Novartis/Clinigen: British specialty pharma Clinigen Group is building a portfolio of hospital-only drugs it believes will thrive in its hands. In its latest deal, the Burton-on-Trent, U.K., company said March 26 it had acquired from Novartis rights to Cardioxane, a cardioprotective agent used to combat complications of anthracycline chemotherapy in advanced breast cancer patients. The Swiss pharma agreed to sell its rights to the drug for $33 million in cash, which Clinigen will pay in two installments. Novartis had owned rights to dexrazoxane since its 2006 acquisition of Chiron, but the drug has been approved since 1992.  It’s been marketed by several companies under a variety of names, but since 2011, its usage has been restricted to the breast cancer indication in the EU and U.S. Clinigen plans to market the drug with emphasis on certain European, Asian and Latin American markets where it believes it can stimulate sales. Last week, Clinigen licensed antiviral drug Vibativ (telavancin) from Theravance Inc. to treat nosocomial pneumonia infections stemming from methicillin-resistant staphylococcus aureus infections.
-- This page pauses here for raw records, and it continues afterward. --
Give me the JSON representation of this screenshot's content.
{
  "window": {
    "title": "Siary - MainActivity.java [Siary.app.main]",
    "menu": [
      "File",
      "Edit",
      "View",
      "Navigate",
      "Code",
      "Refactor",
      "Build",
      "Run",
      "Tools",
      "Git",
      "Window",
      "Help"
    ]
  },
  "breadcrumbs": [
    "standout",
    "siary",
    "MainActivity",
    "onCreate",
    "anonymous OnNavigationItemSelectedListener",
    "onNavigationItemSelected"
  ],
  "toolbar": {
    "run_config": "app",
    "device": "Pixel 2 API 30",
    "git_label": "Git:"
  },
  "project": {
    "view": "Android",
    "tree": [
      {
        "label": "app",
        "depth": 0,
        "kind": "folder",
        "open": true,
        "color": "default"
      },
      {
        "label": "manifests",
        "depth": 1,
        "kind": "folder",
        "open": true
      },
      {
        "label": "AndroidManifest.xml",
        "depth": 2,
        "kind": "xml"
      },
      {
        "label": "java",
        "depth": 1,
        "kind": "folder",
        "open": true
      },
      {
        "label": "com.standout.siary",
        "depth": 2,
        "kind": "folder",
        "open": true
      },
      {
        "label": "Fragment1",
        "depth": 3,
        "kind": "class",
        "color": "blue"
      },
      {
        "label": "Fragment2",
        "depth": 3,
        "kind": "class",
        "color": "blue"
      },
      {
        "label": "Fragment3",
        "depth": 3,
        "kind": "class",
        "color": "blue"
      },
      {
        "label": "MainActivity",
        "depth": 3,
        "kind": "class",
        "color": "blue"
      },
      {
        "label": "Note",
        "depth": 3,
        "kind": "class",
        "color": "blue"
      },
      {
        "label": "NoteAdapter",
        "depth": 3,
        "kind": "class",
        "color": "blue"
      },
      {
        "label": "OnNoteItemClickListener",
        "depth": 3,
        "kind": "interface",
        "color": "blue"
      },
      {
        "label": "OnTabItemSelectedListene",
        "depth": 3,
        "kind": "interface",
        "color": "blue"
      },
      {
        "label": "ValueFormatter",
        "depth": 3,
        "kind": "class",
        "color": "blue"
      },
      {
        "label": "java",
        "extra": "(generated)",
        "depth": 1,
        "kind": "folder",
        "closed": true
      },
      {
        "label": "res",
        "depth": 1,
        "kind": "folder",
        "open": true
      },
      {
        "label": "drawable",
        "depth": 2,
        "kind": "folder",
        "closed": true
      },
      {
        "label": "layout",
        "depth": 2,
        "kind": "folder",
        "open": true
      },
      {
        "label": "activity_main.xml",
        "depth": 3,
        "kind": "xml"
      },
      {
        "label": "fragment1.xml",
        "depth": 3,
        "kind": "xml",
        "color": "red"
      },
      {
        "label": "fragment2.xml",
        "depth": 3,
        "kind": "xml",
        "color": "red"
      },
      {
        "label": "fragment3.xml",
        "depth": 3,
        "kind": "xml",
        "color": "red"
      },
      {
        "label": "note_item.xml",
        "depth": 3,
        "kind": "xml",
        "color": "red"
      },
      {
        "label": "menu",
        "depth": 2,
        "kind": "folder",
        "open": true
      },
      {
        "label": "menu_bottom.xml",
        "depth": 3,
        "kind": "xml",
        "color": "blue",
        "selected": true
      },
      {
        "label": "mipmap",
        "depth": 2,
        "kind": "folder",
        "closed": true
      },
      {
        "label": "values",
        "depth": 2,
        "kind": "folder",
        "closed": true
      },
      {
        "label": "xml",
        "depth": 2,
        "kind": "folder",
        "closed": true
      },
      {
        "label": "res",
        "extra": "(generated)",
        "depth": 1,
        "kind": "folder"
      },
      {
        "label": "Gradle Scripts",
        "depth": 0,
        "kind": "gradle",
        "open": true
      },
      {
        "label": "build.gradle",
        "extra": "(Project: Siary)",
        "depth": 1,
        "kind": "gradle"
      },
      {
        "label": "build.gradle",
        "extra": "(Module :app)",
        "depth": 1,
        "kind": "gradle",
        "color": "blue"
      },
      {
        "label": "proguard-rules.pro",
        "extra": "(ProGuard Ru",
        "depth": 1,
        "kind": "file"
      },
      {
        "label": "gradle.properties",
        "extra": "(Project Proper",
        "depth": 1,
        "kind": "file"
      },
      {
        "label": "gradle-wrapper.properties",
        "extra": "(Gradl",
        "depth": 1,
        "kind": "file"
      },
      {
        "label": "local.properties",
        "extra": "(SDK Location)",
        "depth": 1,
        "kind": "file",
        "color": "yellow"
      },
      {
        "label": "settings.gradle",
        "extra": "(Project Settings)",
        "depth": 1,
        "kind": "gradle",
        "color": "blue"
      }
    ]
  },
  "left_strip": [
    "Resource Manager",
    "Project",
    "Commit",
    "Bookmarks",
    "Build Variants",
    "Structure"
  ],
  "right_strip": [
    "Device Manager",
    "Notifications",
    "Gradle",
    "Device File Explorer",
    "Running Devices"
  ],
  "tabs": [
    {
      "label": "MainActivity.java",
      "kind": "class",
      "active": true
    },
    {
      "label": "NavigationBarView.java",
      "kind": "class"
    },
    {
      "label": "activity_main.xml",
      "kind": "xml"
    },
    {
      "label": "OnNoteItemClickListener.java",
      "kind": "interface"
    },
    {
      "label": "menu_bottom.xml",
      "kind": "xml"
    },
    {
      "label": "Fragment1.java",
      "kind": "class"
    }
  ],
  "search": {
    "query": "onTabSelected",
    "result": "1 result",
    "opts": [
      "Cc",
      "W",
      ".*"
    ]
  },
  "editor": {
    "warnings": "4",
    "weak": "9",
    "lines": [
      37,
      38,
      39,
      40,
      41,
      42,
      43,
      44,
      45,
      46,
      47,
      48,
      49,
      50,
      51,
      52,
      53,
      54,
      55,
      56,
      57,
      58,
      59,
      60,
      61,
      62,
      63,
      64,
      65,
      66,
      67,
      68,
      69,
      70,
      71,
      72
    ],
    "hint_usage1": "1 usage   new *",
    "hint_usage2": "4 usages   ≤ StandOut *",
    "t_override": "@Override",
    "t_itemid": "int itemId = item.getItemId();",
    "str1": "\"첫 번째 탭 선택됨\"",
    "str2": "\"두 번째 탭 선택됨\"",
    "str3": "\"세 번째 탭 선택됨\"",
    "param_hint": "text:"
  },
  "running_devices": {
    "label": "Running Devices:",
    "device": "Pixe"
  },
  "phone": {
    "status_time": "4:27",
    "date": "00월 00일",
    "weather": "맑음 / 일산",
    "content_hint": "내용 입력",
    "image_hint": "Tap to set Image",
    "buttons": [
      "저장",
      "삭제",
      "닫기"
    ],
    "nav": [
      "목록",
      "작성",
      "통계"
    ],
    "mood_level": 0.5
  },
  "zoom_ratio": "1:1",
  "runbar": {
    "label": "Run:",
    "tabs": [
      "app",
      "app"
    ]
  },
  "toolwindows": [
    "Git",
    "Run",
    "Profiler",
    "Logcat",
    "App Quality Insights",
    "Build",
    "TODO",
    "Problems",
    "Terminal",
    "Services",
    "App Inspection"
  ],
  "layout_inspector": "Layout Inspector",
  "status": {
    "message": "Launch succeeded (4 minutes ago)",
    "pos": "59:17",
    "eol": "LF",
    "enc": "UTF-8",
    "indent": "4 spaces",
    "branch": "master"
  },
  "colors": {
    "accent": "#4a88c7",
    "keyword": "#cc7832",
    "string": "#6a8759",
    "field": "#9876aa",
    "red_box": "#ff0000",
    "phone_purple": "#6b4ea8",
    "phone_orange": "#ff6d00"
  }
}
The company licensed Foscavir (foscarnet sodium) from AstraZeneca PLC, an anti-bacterial drug combatting cytomegalovirus in bone marrow transplant patients, in 2010. Clinigen went public in September 2012.—Paul Bonanos



Lilly/Galapagos: Eli Lilly has returned the rights to an osteoporosis program to Galapagos NV, the smaller company announced during an R&D update on March 27. The alliance was initiated in December 2007, when Lilly agreed to pay an upfront of €3 million ($4.32 million) in exchange for an option to take over worldwide development and commercialization for up to 12 proprietary osteoporosis targets and drug-discovery programs. The goal of the program was to develop oral, bone-building drugs that could serve as follow-ons to Lilly’s osteoporosis franchise, which includes Evista and Forteo. Under the original terms of the deal, Galapagos was tasked with developing the drug candidates through Phase IIa proof of concept in exchange for the upfront and €88 million ($126.6 million) in milestones. It was also eligible for €130 million ($187.1 million) in commercial milestones. Galapagos said in a statement that the “alliance did not yield the expected results within an acceptable timeframe, and therefore Galapagos decided to end the alliance.” The smaller company had received €11 million in milestones from Lilly as of the end of the collaboration.—L.L.